Tuesday, 13 May 2003: 9:15 AM
Presentation PDF (1.9 MB)
We investigate the recent large changes in the Arctic for 1965-1995 through examination of 86 regionally-distributed time series representing seven data types: climate indices, atmosphere, ocean, terrestrial, sea ice, fisheries, and other biological data. To our knowledge, this is the first semi-quantitative analysis of Arctic data that spans multiple disciplines and geographic regions. Although visual inspection of the data collection indicates that Arctic change is complex, three patterns are evident.
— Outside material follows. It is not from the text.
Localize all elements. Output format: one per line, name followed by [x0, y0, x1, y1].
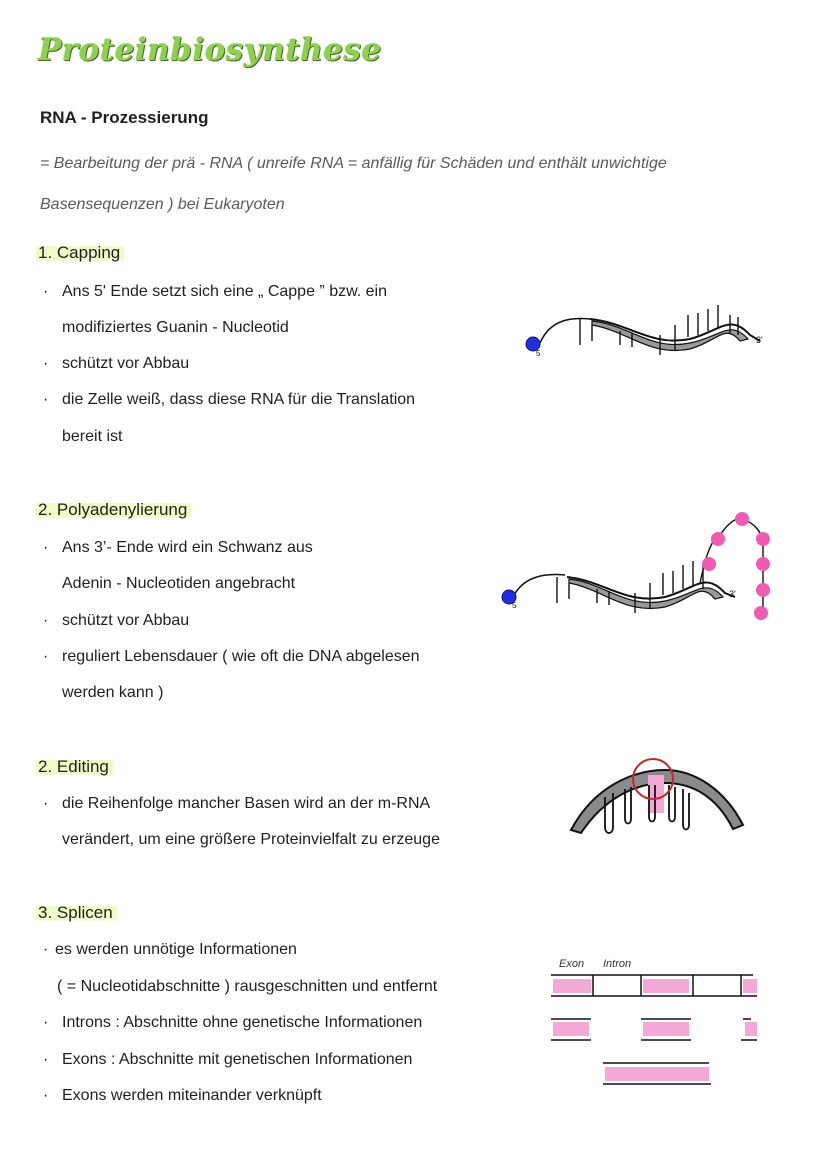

The pattern based upon the first Principal Component(PC1), representing 23% of the variance, has a single regime-like shift near 1989 based on a large number of time series, which include projections from a strong stratospheric vortex in spring, the Arctic Oscillation, sea ice declines in several regions, and changes in selected mammal, bird, and fish populations. The pattern based on the second Principal Component(PC2) shows interdecadal variability over the Arctic Ocean Basin north of 70N; this variability is observed in surface wind fields, sea ice, and ocean circulation. Contributions to PC1 cover a larger geographic area than PC2, and are consistent with a recent amplification of the interdecadal mode due to polar processes such as increased incidence of cold stratospheric temperature anomalies or internal feedbacks. Most land processes-such as snow cover, greenness, Siberian runoff, permafrost temperatures-and certain subarctic sea ice records show a third pattern of a linear trend over the 30-year interval, qualitatively different than either PC1 or PC2. These variables are from lower latitudes and often integrate the atmospheric or oceanographic influence over several seasons or years including summer. That more than half of the data collection projects strongly onto one of the three patterns, suggests that the Arctic is responding as a coherent system over the previous three decades. However, no single index or class of observations exclusively track change in the Arctic, a conclusion that emerges from a multivariate analysis.